Free speech: a) "free speech zones" so that he needn't be bothered with people confronting his policies. Anyone wanting to protest (a freedom of speech issue) can only do so some blocks away in a cordoned off area. b) muzzling the heads of NASA, EPA, etc and telling them all publications have to be proofed by the White House so they can limit any voices that present information counter to the Bush mandates. c) monitoring phone calls and internet traffic which puts the brakes on many people expressing their views. Monitoring: a) illegal wiretaps with no court oversight. (the wiretapping has not been found to be legal - in fact, the FBI was crawled on the carpet for not following even the laws that do still exist) b) wholesale monitoring of internet traffic. c) requiring ISPs to keep records on what websites their customers visit, what they post, etc. Hiring: a) litmus tests for all key positions Imprisonment: a) Gitmo b) Gitmo c) Gitmo It's obvious you would kiss Bush's butt were he to bare it for you...

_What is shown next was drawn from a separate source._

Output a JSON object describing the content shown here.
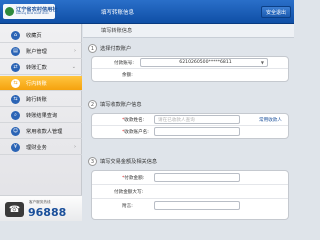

England isn't down-town Baghdad. Even if we had the right to bear arms there's not a single person in this country that would risk getting themselves killed to try and claw back their civil liberties. It would have to get a whole lot worse before it got to that point, so bad in fact that any gun law would be irrelevant anyway, because the people would be arming themselves in the same way the IRA did - through backchannels.
The right to bear arms with the aim of fighting back against the goverment is rather irrelevant in todays day and age, the difference between civilian arms and the military they'd be fighting against, assuming the army backed the goverment is too big for people to give their lives unless things got so bad that people felt their lives had already been taken. Of course the more realistic scenario is that the army wouldn't back the goverment, why? Because even people in the army are better educated than they were, back when these ideas of being able to bear arms to rebel against the goverment were introduced, soldiers themselves are citizens who'd have to be willing to be supressed, if the goverment gave them special conditions and more rights over other citizens then there's still the soldier's families the soldiers are going to care about, and friends of the soldiers family and on and on.
The only thing the right to bear arms does realistically is make American citizens think they're in control, when the reality is quite obviously the opposite, the cost of this false security they have is many countless unneeded murders and accidents caused by the plethora of available firearms.
Although other versions mentioned are from the New England Holocaust Memorial -> communists, jews, trade unionists, catholics, me. A version in Time Magazine says Communists, Jews, Catholics, me. Apparently there have been a number of versions/ translations of this poem since it was originally made, but it seems like you're right since most of the versions seem to mention communists before jews (and some of them don't even mention jews).
Regardless of which version is used, I was just supporting the idea that often times, most people aren't motivated to take action until it's too late.
File Deletion is Murder.
Or the blog from which it's drawn. I don't normally go about recommending blogs, but this one's quite good!
Ever fire a gun? A useful one, one that will stop a big ugly guy, is a heavy kicking beast. If it ever comes down to a gun fight the guy in better shape will be able to aim more rounds faster.
Your puny ass is puny armed or not.
The point is that if there are no guns around the damage will be done by other, much less lethal means. Another point is that it is much harder to kill someone when it's up close and personal, like with a knife.
I just want the sharp objects out of the nursery. It most surely is, as you and most of the rest of this comment section display pretty juvenile thinking.
That's how Ghandi was successful in his pacifist revolution.